Winston Churchill’s Favorite Newspapers
Q: Which newspapers did he read?
Which newspapers did Churchill prefer? I am particularly interested in 1919, when he was Secretary of State for War and Air. Was he a Times or Telegraph reader? —J.W., via email
A: All of them
Remarkably, Churchill read all the newspapers he could lay his hands on—from The Times to the Daily Worker, the British version of which was later renamed the Morning Star.
He would do this in bed of a morning after breakfasting off a tray. He often liked to discard sheets of read newspapers on the floor. This infuriated his valet Frank Sawyers, who made a show of disapproval as he picked up the sheets.
A newspaper stringer in Westerham, who kept an eye on WSC’s activities when he was at his country home, Chartwell, could always tell if Churchill was in town: The village newsmonger stocked only one copy of the Daily Worker. No one else would buy it, so if it was still on the newsstand, he knew Churchill was away.
The news in debates
Reading all the newspapers combined with his photographic memory to give Churchill a useful arsenal in Parliamentary debate. Here is one instance from Churchill By Himself, soon to be published in its fifth expanded edition.

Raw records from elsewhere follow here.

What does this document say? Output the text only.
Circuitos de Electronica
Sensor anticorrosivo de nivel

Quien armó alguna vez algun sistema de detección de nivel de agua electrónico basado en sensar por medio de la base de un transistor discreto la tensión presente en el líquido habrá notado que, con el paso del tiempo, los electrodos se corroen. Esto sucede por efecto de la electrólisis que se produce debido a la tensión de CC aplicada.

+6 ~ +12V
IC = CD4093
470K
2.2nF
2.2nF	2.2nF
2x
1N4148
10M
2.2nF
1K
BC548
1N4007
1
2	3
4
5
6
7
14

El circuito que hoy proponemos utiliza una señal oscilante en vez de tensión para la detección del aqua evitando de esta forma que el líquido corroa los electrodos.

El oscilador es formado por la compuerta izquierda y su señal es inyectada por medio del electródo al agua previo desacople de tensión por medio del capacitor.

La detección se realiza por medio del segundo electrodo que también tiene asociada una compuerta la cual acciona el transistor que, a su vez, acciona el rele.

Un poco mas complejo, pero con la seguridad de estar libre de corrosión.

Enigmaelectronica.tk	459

Mr. Fenner Brockway (Lab., Eton & Slough): “Is [the Prime Minister] aware that…the Iver Heath Conservative Party Association held a fete to raise money for party purposes to which it invited American Service baseball teams to participate for a ‘Winston Churchill’ trophy?”
WSC: “I read in the Daily Worker some account of this. I had not, I agree, fully realised the political implications that might attach to the matter, and in so far as I have erred I express my regret. [If the situation were reversed] I hope we should all show an equal spirit of tolerance and good humour.” (Question Time, 21 July 1952)
Churchill’s reply was the cause of much laughter, including on the Labour side.
Favorites
As to preferences among newspapers: We may assume he gave more credence to The Times than anything else, and The New York Times when he could obtain it. (In old age he was photographed aboard the Onassis yacht Christina,reading the New York paper on the afterdeck.) He would have also carefully perused newspapers he was writing for. In 1919 this was the Evening News.
Churchill wrote many letters to the editor of The Times, the nearest to your date being 19 August 1920, when he wrote supporting Earl Haig’s appeal for wounded war veterans. He also wrote to obscure periodicals, like The Georgetown Gazette, published by a munitions factory staffed by women, whose work he complimented in November 1917 when he was Munitions Minister.